Tuesday, June 7, 2011

Is Announcer Mark Jackson Golden State’s Savior Or Another Bad Decision?

One of the smoothest, charismatic voices in all of sports is the epitome of what you want in a color commentator. That is even more apparent when you hear him side-by-side with Jeff Van Gundy during the NBA Finals.

“Hand down, man down!” is one of the more famous lines that Mark Jackson utters with a sonic booming-like force into the microphone.

But, how suave will the former, seventeen-year NBA point guard be at his first attempt on the sidelines?

Jackson will take his charming, captivating personality with him to Oakland, CA where he will begin the new life he’s been dreaming about for years: being the head coach of the Golden State Warriors. Owner Joe Lacob signed the former St. John’s standout to a three-year, $6 million contract with the team having control of his option for a fourth season.

The move is a bold one for the owner entering his first full year as the team’s main provider, given that Jackson’s history is, well, undocumented.

He has never been a coach on any level (not even as an assistant) and is very raw when it comes to the new position he has been given. As bright and innovative as he is, Jackson does not have any prior qualifications that would merit any indication if this is a great hire or not. The only perception that the Bay Area will have to go on is his history as a player, his understanding of the game as an announcer, and belief that the Golden State front office is making the right decision.

This experiment could be a formula that blows up back into the Warriors’ face or a potion that mixes into triumph for the organization down the road.

There is no doubting the basketball expertise of this wonderful point guard. Jackson was the team general of numerous teams during his playing days and his teammates entrusted him to lead them on a winning path (fifteen playoff appearances, 131 post season games played). Point guards also tend to head in the direction of coaching after they retire with many ending up being successful; coaches and former point guards Doc Rivers, Scott Brooks, Monty Williams, and Avery Johnson can attest to that.

He’s also learned from some of the best head coaches prior to his retirement. Jerry Sloan, Lenny Wilkens, Larry Brown, and Pat Riley all have had superb pedigrees and were big influences on Jackson when he played for them. One would decipher that he was able to soak up not only great knowledge from these men, but the little nuances and intangibles needed to wring the most ability and effort of each player.

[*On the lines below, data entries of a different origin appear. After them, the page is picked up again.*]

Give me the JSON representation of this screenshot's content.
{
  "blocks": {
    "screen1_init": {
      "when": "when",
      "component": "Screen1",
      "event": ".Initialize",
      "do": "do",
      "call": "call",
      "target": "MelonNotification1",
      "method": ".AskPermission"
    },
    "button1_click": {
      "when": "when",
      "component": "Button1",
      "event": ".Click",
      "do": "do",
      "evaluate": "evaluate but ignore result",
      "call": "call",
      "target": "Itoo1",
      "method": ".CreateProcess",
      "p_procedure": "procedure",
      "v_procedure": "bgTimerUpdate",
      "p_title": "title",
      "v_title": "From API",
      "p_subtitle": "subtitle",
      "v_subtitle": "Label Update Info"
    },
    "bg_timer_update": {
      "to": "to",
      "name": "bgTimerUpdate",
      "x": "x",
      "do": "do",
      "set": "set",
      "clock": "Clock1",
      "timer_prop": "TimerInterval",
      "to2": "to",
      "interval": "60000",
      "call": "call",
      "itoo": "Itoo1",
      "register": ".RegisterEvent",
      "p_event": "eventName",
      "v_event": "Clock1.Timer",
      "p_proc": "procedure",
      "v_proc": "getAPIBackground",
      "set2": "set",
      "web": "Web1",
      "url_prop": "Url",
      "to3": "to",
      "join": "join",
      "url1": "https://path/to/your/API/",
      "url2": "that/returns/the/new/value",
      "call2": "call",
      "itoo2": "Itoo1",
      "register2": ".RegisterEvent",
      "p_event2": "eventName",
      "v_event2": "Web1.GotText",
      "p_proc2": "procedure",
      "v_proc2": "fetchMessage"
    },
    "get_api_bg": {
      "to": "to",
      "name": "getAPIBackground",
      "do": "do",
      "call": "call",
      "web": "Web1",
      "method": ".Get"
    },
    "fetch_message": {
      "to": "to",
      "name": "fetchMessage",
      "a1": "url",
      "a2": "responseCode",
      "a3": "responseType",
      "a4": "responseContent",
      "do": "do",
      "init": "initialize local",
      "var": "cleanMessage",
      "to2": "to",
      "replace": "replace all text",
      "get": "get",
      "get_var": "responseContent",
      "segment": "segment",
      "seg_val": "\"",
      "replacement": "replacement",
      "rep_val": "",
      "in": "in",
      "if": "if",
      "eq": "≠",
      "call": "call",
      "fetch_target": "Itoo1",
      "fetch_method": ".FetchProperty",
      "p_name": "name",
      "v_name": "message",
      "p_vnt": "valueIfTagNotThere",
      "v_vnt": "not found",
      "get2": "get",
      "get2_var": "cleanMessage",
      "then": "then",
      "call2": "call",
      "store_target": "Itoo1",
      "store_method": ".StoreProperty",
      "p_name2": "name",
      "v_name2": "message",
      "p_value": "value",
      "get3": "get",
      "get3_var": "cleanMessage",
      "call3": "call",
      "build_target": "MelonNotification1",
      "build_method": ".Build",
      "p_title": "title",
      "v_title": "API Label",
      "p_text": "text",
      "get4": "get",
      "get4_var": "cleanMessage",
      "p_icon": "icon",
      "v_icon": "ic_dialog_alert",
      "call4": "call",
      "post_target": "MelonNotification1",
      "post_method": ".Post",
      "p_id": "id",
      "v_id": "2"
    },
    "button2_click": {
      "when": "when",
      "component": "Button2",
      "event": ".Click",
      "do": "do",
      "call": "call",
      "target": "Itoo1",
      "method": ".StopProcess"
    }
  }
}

If any player has the right pedigree to be a coach based off their playing career, it’s got to be Jackson. Yet, the problem is that being a great, respected point guard during a career doesn’t always equal a stand out career as a head coach.

One big fear with the 46-year-old new Warriors’ coach is that all the flash and pizzazz of his charisma may be only talk and no production. Another coach from the other side of the Bay Bridge had a similar background and entered his coaching term with a magnetic personality that enamored the public, but ended up leaving just as soon as he came on board.

No one could doubt the type of force Mike Singletary was during his tenure as a superstar linebacker in Chicago. He’s a Hall Of Fame player who talked a big game and made fans believers that he was the answer to return the 49ers to greatness. In the end, his words could not equate for his lack of coaching intelligence and inability to improve the team as he left with an overall 18-22 record with no playoff appearances.

Jackson is eerily similar to Singletary, in that he is a colorful man with the type of impressive linguistic skills that can make any human being fall in love and adore him. He will no doubt say the right things and get the fans of the Bay Area behind him, but it’s all about performance for the die-hard fans of the Bay Area, who are desperate to see their team get back to the promise land that is the NBA playoffs.

That task in itself will be a daunting one for their new head coach. He inherits a team that that improved with ten more wins in 2010-11 from 2009-10, but remains to have red flags and question marks throughout their young, developing roster. Both he and the front office will have to examine possible trades of key players, selecting the right pieces in the draft, and fishing for a stud free agent that can make an impact on the team.

Jackson will no doubt win the Bay Area over with his sweet talk, but it is the job of directing the Warriors to prosperity that will be his most difficult challenge yet.

While it’s hard to get clarity if this first time coach is the right fit for one of the youngest teams in the NBA, the Warriors are on a journey that is fresh to everyone involved. With a majority owner getting his first full-term with the team, new entrants to their front office, and a team whose average age is 26; Golden State appears set to build from the ground up at every key area of the franchise.

Jackson is used to providing color commentary for the NBA Finals, but now he’ll hope to be getting commented on in future championship series while coaching his new squad.